Security
Documentation Entry
Technical and Commercial guidelines for ABS Core.
Threat Model and Security Specification (v10.1.5)
Technical Diligence Document - Confidential
This document details the security model of ABS Core, covering attack vectors, mitigations, and the trust architecture.
1. Trust Architecture (Zero-Trust Proxy)
ABS Core operates as an interceptor between the AI Agent and the LLM.
- WASM Isolation: Governance policies run in a WebAssembly (WASM) kernel.
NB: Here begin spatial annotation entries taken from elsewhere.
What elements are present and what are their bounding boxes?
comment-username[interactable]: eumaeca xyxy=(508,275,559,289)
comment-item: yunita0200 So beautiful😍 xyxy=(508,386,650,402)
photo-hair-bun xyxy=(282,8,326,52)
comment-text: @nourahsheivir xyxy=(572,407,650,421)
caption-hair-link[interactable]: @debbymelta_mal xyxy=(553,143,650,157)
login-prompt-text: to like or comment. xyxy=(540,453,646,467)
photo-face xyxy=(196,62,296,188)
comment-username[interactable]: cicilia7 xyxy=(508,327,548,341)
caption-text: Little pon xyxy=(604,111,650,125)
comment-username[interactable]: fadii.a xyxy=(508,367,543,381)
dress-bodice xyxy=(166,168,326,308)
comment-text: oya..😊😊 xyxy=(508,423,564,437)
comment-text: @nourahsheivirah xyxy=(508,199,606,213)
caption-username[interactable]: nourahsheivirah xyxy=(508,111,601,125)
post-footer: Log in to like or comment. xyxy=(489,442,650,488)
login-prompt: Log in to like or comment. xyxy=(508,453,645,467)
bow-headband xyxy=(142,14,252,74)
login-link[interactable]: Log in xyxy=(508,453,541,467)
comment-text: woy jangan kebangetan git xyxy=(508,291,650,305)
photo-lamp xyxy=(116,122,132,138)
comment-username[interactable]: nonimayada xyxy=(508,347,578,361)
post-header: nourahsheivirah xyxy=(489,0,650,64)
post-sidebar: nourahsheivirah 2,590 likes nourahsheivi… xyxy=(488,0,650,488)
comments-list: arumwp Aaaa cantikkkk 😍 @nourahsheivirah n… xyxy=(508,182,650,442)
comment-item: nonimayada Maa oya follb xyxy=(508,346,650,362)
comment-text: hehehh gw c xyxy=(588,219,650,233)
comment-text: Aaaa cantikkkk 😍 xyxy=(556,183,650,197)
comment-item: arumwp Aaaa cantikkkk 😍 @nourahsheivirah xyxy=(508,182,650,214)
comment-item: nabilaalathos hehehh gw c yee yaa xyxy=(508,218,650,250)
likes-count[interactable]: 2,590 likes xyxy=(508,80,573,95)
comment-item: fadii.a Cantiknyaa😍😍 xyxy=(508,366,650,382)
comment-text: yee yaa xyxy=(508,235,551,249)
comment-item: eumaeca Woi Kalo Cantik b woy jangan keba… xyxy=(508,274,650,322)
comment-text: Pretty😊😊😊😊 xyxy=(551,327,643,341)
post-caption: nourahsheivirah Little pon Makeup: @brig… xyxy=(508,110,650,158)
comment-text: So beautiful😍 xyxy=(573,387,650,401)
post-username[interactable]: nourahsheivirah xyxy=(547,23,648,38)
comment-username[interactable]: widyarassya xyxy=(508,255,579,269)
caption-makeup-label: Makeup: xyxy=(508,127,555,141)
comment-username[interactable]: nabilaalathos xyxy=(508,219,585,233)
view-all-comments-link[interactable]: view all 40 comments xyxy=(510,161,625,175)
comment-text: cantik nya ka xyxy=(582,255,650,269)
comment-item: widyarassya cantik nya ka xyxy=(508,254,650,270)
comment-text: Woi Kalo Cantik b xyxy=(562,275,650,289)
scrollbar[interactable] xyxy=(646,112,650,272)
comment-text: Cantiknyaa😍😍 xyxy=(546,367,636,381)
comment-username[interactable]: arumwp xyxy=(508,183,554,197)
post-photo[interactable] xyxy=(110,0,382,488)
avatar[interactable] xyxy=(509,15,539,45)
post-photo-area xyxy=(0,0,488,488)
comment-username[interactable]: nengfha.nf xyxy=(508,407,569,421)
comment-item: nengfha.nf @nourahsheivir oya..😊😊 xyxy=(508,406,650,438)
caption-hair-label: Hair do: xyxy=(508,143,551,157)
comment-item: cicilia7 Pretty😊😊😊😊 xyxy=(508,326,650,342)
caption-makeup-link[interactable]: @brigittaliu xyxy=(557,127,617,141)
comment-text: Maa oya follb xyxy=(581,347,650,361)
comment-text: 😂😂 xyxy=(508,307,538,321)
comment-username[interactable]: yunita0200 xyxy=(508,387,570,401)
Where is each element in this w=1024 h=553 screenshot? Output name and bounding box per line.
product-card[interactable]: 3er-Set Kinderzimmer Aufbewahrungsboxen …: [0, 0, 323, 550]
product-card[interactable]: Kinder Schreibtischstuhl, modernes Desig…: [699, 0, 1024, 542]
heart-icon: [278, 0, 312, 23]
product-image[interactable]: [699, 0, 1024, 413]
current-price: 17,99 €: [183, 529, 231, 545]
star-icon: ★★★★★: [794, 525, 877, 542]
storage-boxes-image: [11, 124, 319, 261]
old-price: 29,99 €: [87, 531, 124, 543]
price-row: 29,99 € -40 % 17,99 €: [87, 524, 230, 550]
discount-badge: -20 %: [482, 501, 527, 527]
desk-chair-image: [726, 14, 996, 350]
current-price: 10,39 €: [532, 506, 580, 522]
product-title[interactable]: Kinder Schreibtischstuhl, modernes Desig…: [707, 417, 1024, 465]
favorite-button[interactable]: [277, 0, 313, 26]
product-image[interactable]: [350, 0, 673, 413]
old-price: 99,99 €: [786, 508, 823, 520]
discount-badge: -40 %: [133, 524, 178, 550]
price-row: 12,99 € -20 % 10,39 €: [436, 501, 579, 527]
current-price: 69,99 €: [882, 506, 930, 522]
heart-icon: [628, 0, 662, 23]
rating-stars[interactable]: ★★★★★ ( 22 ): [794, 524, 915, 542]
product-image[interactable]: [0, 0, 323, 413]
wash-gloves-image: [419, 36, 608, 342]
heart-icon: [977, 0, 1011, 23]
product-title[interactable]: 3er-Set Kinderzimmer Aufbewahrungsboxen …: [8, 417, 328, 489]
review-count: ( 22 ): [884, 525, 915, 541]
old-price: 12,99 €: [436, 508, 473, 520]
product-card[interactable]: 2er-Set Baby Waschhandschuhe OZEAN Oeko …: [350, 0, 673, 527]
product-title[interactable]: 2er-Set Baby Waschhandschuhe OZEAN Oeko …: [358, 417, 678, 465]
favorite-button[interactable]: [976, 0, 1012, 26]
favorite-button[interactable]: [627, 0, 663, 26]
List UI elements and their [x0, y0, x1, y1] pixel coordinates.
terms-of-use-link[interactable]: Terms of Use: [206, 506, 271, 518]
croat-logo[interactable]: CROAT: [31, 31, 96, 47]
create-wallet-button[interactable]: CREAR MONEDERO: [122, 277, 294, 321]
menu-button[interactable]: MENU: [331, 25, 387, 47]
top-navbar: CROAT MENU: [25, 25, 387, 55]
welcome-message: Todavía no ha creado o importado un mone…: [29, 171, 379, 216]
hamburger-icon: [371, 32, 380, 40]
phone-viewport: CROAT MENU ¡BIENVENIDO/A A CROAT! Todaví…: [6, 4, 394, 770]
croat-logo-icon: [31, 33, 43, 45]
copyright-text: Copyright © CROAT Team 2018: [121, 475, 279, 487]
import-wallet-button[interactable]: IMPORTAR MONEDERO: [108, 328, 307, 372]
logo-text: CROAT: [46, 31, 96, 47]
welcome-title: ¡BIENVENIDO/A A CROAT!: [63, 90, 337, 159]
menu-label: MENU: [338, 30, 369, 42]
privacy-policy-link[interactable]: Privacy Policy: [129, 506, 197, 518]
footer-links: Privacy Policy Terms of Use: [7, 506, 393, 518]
This ensures that a malicious policy script cannot access system keys or host memory.
- Secret Vault JIT (Just-In-Time): Unlike static secrets, ABS injects credentials into the request payload only at the moment it exits to the provider (OpenAI/Stripe), destroying them immediately after processing.
2. Attack Surface and Mitigations
| Attack Vector | Mitigation in ABS Core | Efficacy |
|---|---|---|
| Prompt Injection | Recursive Sanitization (Pillar #1) and Intent Interception. | High |
| PII Leakage | Redaction via PII Guardrails (Vaccine #2) at the output level. | Critical |
| Tampering (Audit) | Cryptographic Hash Chaining (Forensic Ledger v10.1.5). | Immutable |
| Credential Theft | Secret Vault Synchronized with JIT Secrets. | Maximum |
3. Secret Vault JIT Specification
How we prevent leaks in practice:
- The Agent developer never touches the
STRIPE_API_KEY. They use a marker@STRIPE_VAULT. - ABS Core intercepts the call.
- The
SecretManagerfetches the key from the Vault (in protected memory or Cloudflare Secrets). - The payload is signed and sent to the provider.
- The audit log stores only the metadata, never the actual secret.
4. Vulnerability Disclosure Policy (VDP)
We maintain a posture of radical transparency with the buyer.
- Bug Bounty Program: Structured for security researchers.
- Patch Lead Time: Average of < 24h for critical security fixes in the main kernel.
Verdict: ABS Core doesn't just "promise" security; it implements physical isolation (WASM) and mathematical proof (Hash Chain) in every transaction.